Files
adastra_api/docs/decisions/0011-rate-limiting-auth-endpoints.md

61 lines
2.9 KiB
Markdown

# Apply rate limiting to authentication endpoints
* Status: accepted
* Date: 2026-04-26
## Context and Problem Statement
Authentication endpoints (`POST /login`, `POST /` registration) were exposed without any request throttling. An attacker could perform unlimited credential stuffing, dictionary attacks, or account enumeration against these endpoints with no server-side resistance.
## Decision Drivers
* Login and registration are the highest-value targets for automated attacks.
* No existing infrastructure (WAF, reverse-proxy rate limiting) in front of the API provides this protection at the application layer.

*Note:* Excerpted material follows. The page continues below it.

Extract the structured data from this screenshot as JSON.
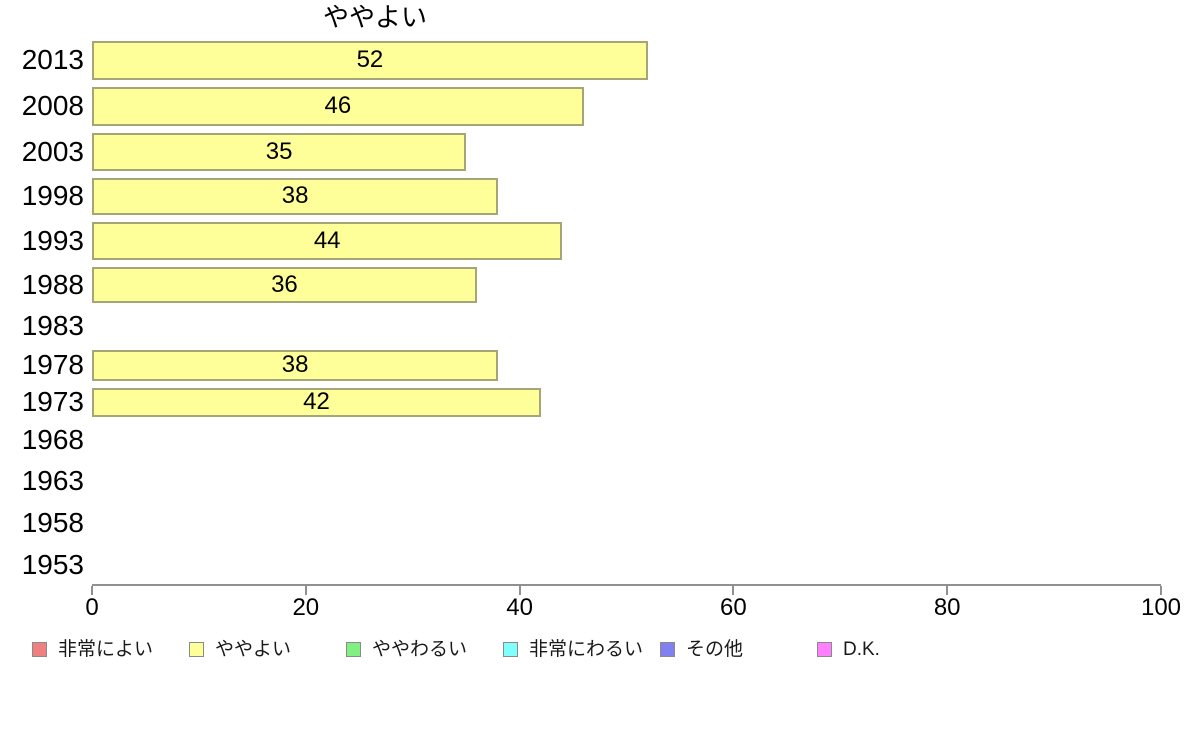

* The rate limit must be permissive enough not to affect legitimate users while blocking automated attack patterns.
## Considered Options
* No rate limiting (previous state)
* Global rate limiting on all routes
* Targeted rate limiting on authentication endpoints only
## Decision Outcome
Chosen option: "Targeted rate limiting on authentication endpoints", because it provides strong protection where it matters most without risking false positives on data-intensive routes (e.g. Hero Wars analytics endpoints that may legitimately send many requests in a short window).
Implementation: `express-rate-limit` middleware with a 10-request / 15-minute window per IP, applied to `POST /api/cms/user/login` and `POST /api/cms/user/` (registration). Returns HTTP 429 with a structured error body on limit exceeded.
### Positive Consequences
* Brute force and credential stuffing attacks are throttled to 10 attempts per 15 minutes per IP.
* Legitimate users (at most a few login attempts per session) are unaffected.
### Negative Consequences
* IP-based rate limiting can be bypassed by attackers rotating IPs or using proxies.
* Shared NAT environments (office networks, VPNs) could hit the limit if multiple users attempt to log in simultaneously from the same IP. The 10-request window is generous enough to make this unlikely in practice.
* If the API is ever placed behind a reverse proxy, `trust proxy` must be configured in Express so that the correct client IP is used rather than the proxy IP.
## Pros and Cons of the Options
### No rate limiting
* Good, because no false positives.
* Bad, because unlimited brute force attacks possible.
### Global rate limiting
* Good, because protects all endpoints uniformly.
* Bad, because risks throttling legitimate use of analytics or data sync endpoints.
### Targeted rate limiting on auth endpoints
* Good, because protects the highest-risk endpoints without affecting others.
* Good, because easy to tune per endpoint independently.
* Bad, because other endpoints (e.g. password reset, if added later) must be manually included.
## Links
* Related to [ADR 0006](0006-jwt-authentication.md) — rate limiting protects the JWT issuance endpoint.
* Related to [ADR 0008](0008-hmac-sha256-api-key-hashing.md) — API key auth endpoint is protected by the deterministic hash lookup rather than rate limiting.